25. The network entity of claim 1, wherein the processing system is configured to:receive, prior to receipt of the activation information, information indicative of one or more candidate secondary cell configurations, wherein the readiness information includes the second indication, and wherein, to transmit the readiness information including the second indication, the processing system is configured to transmit the readiness information including the second indication in response to reception of the information indicative of the one or more candidate secondary cell configurations.
26. The network entity of claim 1, wherein the processing system is configured to:receive, prior to receipt of the activation information, configuration information for the at least one secondary cell, wherein the readiness information includes the second indication, and wherein, to transmit the readiness information including the second indication, the processing system is configured to transmit the readiness information including the second indication in response to receipt of the configuration information.
27. The network entity of claim 1, wherein the processing system is configured to:receive, prior to receipt of the activation information and during a radio resource control reconfiguration procedure, configuration information for the at least one secondary cell, wherein the readiness information includes the second indication, and wherein, to transmit the readiness information including the second indication, the processing system is configured to transmit the readiness information including the second indication in response to receipt of the configuration information.
28. The network entity of claim 1, wherein the processing system is configured to:perform a multiplexing procedure, wherein to perform the multiplexing procedure, the processing system is configured to multiplex the readiness information with second information of a second transmission that at least partially overlaps with a resource configured for transmission of the readiness information.
29. The network entity of claim 1, wherein a first resource configured for the readiness information at least partially overlaps with a second resource configured for a second transmission, and wherein, to transmit the readiness information, the processing system is configured to transmit the readiness information based on a first priority level associated with the readiness information and a second priority level associated with the second transmission.
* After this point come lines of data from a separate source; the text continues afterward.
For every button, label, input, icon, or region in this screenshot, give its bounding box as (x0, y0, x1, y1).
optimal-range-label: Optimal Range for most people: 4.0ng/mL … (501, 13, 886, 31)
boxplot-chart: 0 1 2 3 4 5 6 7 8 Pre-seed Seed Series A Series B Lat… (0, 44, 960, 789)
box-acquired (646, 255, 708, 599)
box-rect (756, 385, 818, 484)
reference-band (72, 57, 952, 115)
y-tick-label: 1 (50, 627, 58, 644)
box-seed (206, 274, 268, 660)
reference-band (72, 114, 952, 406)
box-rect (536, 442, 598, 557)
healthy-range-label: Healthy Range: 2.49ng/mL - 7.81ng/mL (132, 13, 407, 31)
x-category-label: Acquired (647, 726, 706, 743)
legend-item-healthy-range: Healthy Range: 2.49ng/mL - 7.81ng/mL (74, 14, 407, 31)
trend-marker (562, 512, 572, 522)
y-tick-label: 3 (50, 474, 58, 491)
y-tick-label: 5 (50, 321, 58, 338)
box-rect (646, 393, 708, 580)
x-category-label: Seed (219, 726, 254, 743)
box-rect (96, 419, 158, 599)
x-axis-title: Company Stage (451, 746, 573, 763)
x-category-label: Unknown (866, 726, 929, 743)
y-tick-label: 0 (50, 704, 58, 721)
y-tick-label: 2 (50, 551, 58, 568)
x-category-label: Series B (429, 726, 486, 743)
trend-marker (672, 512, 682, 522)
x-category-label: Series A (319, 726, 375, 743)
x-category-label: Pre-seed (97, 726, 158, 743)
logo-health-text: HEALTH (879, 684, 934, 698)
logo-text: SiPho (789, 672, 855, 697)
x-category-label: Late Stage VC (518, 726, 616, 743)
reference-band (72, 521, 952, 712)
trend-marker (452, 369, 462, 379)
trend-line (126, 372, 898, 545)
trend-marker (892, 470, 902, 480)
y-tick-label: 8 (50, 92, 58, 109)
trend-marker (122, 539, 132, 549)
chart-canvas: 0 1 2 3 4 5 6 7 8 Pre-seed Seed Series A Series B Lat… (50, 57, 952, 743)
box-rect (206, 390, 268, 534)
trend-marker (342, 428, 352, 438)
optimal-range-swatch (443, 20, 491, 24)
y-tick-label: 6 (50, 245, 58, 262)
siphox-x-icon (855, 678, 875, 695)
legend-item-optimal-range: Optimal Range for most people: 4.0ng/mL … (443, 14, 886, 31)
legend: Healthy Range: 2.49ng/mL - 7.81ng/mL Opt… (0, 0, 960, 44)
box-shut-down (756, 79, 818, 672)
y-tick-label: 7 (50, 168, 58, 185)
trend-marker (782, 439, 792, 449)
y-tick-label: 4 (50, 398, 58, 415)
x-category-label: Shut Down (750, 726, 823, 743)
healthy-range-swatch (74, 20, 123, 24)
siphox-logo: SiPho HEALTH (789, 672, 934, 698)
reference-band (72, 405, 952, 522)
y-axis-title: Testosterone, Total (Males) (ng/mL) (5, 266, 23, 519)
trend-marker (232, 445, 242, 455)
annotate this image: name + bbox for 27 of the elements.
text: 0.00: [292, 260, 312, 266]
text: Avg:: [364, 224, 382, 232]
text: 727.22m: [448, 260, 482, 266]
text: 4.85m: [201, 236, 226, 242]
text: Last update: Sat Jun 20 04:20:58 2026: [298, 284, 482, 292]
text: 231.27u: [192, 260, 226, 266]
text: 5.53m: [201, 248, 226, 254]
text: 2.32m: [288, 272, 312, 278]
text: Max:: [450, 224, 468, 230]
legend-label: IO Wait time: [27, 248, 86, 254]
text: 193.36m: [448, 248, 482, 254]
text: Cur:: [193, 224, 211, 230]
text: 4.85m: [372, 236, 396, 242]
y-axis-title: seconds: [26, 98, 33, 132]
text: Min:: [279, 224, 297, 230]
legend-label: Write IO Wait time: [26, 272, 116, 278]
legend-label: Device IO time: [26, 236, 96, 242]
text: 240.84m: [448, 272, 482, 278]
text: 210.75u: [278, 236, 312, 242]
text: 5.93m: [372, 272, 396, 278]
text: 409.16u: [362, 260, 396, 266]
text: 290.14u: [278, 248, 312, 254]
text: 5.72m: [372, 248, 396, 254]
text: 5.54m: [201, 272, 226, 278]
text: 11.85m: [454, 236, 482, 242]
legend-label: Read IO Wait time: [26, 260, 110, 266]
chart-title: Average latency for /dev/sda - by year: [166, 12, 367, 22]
30. A first network entity for wireless communication, comprising:a processing system configured to:transmit activation information that indicates a plurality of secondary cells, wherein the activation information causes a second network entity to transition to a ready state;receive readiness information that includes one of:a first indication that the second network entity is in the ready state for one or more operations in at least one secondary cell of the plurality of secondary cells, wherein the first indication includes a set of bits indicating whether the first network entity is in the ready state for the one or more operations in one or more secondary cells, including the at least one secondary cell, of the plurality of secondary cells, ora second indication of a time duration after which the second network entity will be in the ready state for the one or more operations in the at least one secondary cell of the plurality of secondary cells, wherein the time duration is with respect to a timing of the activation information; andparticipate, in accordance with one of the first indication or the second indication, in communication of one or more signals associated with the one or more operations in a first secondary cell of the at least one secondary cell while the second network entity is in the ready state.